Sur les fruits mûrs : on note la présence de larges taches diffuses, sans contours définis d’abord jaunes puis virant progressivement au brun. L’épiderme du fruit devient rugueux. Ce dernier symptôme risque d’être confondu avec des gerçures et des micro-éclatements de l’épiderme provoqués par des variations brutales d’hygrométrie.
Tous ces symptômes peuvent varier, en présence et en intensité, selon les variétés et les conditions de culture ; ce qui rend l’exercice du diagnostic difficile.
Conduite à tenir par le jardinier: ce qu’il faut faire, ce qu’il ne faut pas faire et comment faire
Aucune méthode de lutte curative ne permet de contrôler efficacement le ToBRFV. Généralement, une plante infectée le restera toute sa vie. Eviter d’être contaminé est, à ce stade, la méthode la plus efficace. En cours de culture, en cas de suspicion, prendre les bonnes décisions s’impose.
Eviter le risque de contamination par introduction du virus
Probablement, acheter des fruits contaminés constitue le premier risque et le plus important. En attente de la récolte au jardin, il est préférable de consommer des fruits de saison d’origine française. Pendant la période d’éventuelle consommation mixte (déjà la production de son jardin mais encore des achats complémentaires), il est indispensable de se laver soigneusement les mains avant de toucher ses propres plantes de tomates.
A ce stade du risque de contamination, utiliser ses propres graines n’est pas à proscrire. Cependant, il est recommandé d’utiliser des graines de variétés hybrides modernes génétiquement résistantes au virus de la mosaïque du tabac (TMV). Cette résistance n’est pas efficace sur le virus du fruit brun, mais elle évite les risques de confusion et d’erreur de diagnostic en cours de culture. Les graines, ayant fait l’objet d’un minimum de contrôles sanitaires doivent être achetées dans des circuits reconnus. L’achat de graines sur Internet, en dehors des circuits connus, est formellement proscrit. Les mêmes précautions doivent être prises lors d’achat ou d’échanges de plants.

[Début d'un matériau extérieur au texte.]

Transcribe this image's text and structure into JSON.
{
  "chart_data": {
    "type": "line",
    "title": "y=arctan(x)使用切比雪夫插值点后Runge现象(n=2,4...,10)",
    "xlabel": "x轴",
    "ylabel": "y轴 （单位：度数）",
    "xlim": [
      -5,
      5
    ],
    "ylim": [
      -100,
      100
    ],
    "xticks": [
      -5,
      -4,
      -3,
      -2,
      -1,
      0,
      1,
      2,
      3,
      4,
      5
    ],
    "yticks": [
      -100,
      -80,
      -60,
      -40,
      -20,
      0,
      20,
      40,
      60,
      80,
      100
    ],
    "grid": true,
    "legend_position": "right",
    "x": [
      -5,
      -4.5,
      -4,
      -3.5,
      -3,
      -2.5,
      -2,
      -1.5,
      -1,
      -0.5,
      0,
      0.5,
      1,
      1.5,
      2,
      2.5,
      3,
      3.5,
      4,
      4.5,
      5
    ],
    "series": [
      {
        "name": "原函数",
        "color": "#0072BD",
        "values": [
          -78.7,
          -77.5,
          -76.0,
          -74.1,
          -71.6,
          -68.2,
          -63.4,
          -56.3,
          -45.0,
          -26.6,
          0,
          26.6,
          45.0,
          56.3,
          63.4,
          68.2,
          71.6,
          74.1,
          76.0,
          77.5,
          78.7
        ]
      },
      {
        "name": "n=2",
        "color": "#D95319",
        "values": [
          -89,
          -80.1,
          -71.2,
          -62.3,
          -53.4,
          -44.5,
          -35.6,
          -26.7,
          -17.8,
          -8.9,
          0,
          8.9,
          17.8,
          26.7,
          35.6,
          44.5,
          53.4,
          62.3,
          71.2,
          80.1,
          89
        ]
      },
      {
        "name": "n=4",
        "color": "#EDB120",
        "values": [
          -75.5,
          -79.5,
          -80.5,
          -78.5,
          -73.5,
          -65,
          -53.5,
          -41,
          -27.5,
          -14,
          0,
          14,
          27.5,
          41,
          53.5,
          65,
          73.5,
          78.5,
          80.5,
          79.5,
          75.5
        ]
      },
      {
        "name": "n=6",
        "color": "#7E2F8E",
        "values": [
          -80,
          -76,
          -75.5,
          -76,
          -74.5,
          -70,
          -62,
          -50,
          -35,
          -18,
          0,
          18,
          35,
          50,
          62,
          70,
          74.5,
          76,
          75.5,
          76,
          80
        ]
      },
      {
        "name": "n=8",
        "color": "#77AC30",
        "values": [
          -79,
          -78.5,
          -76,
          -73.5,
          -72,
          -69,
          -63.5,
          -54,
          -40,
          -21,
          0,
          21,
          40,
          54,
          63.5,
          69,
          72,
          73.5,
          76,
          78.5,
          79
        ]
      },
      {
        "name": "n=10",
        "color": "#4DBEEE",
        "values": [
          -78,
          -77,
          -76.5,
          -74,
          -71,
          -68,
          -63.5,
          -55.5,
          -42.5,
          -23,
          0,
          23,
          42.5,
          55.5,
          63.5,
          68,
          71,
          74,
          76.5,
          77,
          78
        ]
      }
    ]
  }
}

En cours de culture limiter les risques de contaminations entre plantes :
Il convient de limiter les risques de contamination mécanique par micro blessures entraînant la transmission des virus d’une plante contaminée à une plante saine. Sur les plantes, la rupture des poils épidermiques (ce qui fait le verdissement de vos mains et de vos vêtements) est une source majeure de contamination. Pour cette raison, il est aussi souhaitable, lors de la plantation, de respecter des distances entre plantes qui ne permettent pas le contact de plantes à plantes lorsqu’il y a du vent.
Les opérations de taille et de palissage des plantes, sources majeures de diffusion du virus doivent être limitées au strict nécessaire. La désinfection du couteau avec un produit virucide, entre chaque plante est recommandée. Pour cela, il est possible d’utiliser de l’alcool ménager dilué à 40% d’eau.
Nous conseillons d’observer très régulièrement les plantes. Lors d’un doute avéré, la plante suspectée d’une atteinte virale doit être coupée au pied placée sur place dans un sac plastique et évacuée en incinération. Après cette opération, il est important de désinfecter les outils utilisés ainsi que les mains ou les gants du jardiner. Il est inutile et dangereux de vouloir supprimer seulement les feuilles atteintes puisque d’emblée tous les organes de la plante sont atteints et contaminants, même sans symptôme visible. Il est tout aussi dangereux d’arracher la plante, car cela entraînerait des cassures de racines de la plante malade, mais aussi des plantes saines adjacentes. Progressivement, les racines laissées dans le sol se décomposeront et le virus disparaîtra.
La vigilance s’impose ; pour vous exercer utilement au diagnostic vous pouvez consulter :
- ephytia.inra.fr
- En cas de doute, vous pouvez aussi transmettre des photos et un descriptif circonstancié à Hortiquid, la base d’experts de la SNHF.
L’Europe propose à ses états membres l’inscription de ce virus en organisme de quarantaine avec obligation de déclaration.